Le second contraste, dans cette strophe, vient des jeux de lumière et d’ombre. D’une part, on note l’opposition entre l’extrême luminosité et le flou, toujours mise en relation avec les temps modernes face à l’ancien. Ainsi le vers « Il pleut des globes électriques », où allitération de la consonne liquide reproduit la coulée de lumière, contraste avec le terme « halo », effet de la lumière qui engendre le flou, et empêche la « profondeur », la vision pénétrante, qui figure pourtant au vers suivant. D’autre part, ce même terme de « halo », atténuant la lumière, contredit l’éclat porté par l’adjectif « embrasé », mis en relief par l’apposition, et la comparaison du ciel au couchant à « un tableau de Cimabue », peintre et mosaïste médiéval célèbre pour la luminosité de ses couleurs.
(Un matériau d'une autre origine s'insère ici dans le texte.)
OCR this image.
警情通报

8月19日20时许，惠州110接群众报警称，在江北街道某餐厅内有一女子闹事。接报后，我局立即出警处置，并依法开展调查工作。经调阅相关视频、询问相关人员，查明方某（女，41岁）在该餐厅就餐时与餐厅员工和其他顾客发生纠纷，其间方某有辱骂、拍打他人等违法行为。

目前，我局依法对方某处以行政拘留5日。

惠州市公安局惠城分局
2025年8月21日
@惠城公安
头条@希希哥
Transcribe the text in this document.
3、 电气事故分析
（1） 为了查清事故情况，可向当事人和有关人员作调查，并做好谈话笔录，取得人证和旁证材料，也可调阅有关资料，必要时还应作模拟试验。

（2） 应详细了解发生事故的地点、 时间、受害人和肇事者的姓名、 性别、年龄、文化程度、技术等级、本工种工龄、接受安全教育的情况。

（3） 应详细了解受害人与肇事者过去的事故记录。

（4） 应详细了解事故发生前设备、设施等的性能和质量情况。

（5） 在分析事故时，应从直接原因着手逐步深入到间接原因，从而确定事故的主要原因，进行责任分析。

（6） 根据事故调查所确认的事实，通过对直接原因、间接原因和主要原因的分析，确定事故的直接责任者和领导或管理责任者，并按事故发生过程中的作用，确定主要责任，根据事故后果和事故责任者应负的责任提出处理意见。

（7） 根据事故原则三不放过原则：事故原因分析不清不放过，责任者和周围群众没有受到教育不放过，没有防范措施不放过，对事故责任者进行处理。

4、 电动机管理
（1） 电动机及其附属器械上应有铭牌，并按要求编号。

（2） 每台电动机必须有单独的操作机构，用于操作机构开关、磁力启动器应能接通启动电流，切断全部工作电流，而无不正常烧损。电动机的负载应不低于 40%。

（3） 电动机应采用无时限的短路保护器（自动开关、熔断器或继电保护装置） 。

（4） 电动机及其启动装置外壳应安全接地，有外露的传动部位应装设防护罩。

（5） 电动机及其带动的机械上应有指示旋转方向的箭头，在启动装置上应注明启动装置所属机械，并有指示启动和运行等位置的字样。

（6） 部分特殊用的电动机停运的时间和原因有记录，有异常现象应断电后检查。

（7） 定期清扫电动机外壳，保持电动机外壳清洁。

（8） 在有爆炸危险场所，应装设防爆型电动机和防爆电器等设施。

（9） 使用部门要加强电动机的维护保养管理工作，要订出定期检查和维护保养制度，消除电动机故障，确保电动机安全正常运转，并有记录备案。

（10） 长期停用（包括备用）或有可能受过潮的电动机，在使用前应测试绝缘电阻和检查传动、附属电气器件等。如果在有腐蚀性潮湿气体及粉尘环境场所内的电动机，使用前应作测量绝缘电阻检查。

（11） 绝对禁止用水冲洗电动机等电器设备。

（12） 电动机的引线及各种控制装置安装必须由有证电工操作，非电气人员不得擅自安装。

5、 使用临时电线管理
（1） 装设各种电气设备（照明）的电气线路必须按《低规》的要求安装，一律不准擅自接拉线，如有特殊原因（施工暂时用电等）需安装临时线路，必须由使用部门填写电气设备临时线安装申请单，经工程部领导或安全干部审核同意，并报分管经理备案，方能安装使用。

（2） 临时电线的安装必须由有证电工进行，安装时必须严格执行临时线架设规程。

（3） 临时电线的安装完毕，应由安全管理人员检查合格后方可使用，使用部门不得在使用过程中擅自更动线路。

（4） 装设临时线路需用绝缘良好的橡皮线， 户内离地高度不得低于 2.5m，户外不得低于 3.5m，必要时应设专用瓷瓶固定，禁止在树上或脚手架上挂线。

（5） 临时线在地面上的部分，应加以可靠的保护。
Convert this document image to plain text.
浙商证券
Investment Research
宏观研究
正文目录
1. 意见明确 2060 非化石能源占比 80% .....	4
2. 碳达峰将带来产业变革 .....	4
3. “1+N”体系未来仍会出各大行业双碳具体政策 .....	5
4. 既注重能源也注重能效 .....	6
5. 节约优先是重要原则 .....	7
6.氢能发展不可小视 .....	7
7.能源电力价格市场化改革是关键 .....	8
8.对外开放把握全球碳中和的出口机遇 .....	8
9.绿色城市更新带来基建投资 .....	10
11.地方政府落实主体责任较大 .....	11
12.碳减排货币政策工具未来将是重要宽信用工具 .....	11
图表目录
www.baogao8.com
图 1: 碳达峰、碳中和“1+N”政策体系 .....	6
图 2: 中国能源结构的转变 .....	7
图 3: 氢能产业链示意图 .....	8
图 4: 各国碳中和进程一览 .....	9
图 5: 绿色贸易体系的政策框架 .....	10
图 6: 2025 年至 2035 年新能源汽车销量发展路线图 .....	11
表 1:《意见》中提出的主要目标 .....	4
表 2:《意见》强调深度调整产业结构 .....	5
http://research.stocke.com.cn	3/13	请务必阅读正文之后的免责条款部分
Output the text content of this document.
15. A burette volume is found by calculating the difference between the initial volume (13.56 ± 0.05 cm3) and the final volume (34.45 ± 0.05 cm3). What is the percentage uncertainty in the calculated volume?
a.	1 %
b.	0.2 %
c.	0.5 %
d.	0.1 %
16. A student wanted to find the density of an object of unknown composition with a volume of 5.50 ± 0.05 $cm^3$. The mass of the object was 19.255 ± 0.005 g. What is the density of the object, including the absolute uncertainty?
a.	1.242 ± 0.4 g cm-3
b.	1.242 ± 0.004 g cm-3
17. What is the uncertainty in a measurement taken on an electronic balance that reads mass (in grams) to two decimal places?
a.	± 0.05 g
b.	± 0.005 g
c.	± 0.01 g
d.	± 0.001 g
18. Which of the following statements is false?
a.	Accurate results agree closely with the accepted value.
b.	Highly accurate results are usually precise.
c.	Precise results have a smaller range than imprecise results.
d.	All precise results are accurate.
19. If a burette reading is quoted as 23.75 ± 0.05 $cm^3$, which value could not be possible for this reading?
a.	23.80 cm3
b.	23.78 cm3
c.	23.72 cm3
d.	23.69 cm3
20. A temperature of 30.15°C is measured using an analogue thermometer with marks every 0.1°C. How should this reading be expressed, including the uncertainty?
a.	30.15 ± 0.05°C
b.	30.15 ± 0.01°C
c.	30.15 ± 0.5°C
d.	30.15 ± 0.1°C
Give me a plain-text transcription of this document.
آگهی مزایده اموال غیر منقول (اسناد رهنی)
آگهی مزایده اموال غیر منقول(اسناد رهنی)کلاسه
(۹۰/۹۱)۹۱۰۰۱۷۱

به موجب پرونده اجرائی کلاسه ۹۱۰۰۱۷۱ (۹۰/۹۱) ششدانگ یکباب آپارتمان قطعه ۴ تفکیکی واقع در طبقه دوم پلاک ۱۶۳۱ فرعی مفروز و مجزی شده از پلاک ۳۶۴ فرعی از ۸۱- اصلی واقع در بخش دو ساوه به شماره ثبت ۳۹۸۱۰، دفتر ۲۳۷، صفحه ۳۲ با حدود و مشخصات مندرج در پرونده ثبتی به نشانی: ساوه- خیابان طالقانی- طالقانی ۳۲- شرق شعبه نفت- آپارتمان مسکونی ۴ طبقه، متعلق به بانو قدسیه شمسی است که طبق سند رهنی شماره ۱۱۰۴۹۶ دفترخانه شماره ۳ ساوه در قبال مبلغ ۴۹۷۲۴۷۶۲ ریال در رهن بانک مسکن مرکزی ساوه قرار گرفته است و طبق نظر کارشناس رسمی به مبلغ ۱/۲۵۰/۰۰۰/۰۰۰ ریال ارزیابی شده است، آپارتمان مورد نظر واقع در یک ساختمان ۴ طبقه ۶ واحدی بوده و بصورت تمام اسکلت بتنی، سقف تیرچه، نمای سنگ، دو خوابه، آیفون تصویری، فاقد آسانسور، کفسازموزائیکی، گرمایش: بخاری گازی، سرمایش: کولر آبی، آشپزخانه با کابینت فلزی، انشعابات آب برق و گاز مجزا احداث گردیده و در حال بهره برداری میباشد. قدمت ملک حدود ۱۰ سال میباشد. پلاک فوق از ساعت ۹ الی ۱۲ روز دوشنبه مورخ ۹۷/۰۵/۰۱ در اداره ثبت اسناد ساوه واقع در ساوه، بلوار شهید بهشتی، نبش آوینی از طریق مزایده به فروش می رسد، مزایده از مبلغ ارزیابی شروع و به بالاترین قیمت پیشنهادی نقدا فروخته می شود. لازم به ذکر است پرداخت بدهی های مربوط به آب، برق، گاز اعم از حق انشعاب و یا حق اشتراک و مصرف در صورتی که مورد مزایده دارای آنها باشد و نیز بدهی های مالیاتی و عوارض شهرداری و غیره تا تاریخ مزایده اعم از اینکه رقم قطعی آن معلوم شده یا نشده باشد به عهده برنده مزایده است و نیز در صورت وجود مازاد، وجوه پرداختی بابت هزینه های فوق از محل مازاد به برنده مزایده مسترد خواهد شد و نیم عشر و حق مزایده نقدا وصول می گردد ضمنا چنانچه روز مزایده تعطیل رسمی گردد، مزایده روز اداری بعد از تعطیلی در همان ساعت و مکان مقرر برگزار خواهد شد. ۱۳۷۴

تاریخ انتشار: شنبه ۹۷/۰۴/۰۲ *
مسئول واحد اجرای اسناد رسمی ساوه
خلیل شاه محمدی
Cette luminosité est, par la suite, elle-même contredite par l’omniprésence du noir à la fin du poème. Cendrars y place, en effet, au 1er plan (« par devant ») des hommes devenus silhouettes. Les 3 adjectifs, « Longs / Noirs / Tristes », occupent chacun un vers unique, ce qui les souligne, tandis que le jeu de mots final, en associant les « cigarettes » et la fumée des usines, nous ramène au monde du travail et à ses souffrances.
CONCLUSION
Cette analyse nous permet de vérifier les hypothèses initiales. Ce poème nous présente bien des images de Paris qui s’opposent et se heurtent , donnant ainsi l’impression d’une ville en pleine effervescence, en plein renouveau.
Nous avons pu aussi découvrir une poésie faite elle aussi de « contrastes ». Le seul regard du poète déclenche une description qui, en fait, se résume en une liste faite d’énumérations, comme le fait Apollinaire dans « Zone » paru dans Alcools . Son regard erre au hasard, et, par la juxtaposition, il crée une sorte de choc, des effets de surprise. Ce sont là les procédés de base du Simultanéisme, courant parallèle aux recherches des cubistes. Or, Cendrars s’associa précisément avec Sonia Delaunay, représentante du simultanéisme, pour son long poème La Prose du Transsibérien et de la petite Jehanne de France. Il s’agit de désintégrer « l’unité » apparente du réel, des lieux, des objets, des êtres, pour créer un réel discontinu, où les éléments se juxtaposent comme au hasard, avec une liberté totale dans la longueur du vers. La seule unité devient donc l’espace du poème, « vitrine » donnée par le poète qui voit, écoute, lit, association des perceptions dans une sorte de kaléidoscope mental, qui rappelle les synesthésies baudelairiennes.
« L’Orgie parisienne ou Paris se repeuple » : v. 45-56 et 61-76
INTRODUCTION
Nous analyserons, dans ce corpus qui croise les regards des poètes sur la ville, notamment sur Paris, un extrait d’un long poème de Rimbaud (Arthur RIMBAUD), publié dans le recueil Poésies, daté du 28 mai 1871 sur le manuscrit, soit à la fin de la « semaine sanglante » de la Commune.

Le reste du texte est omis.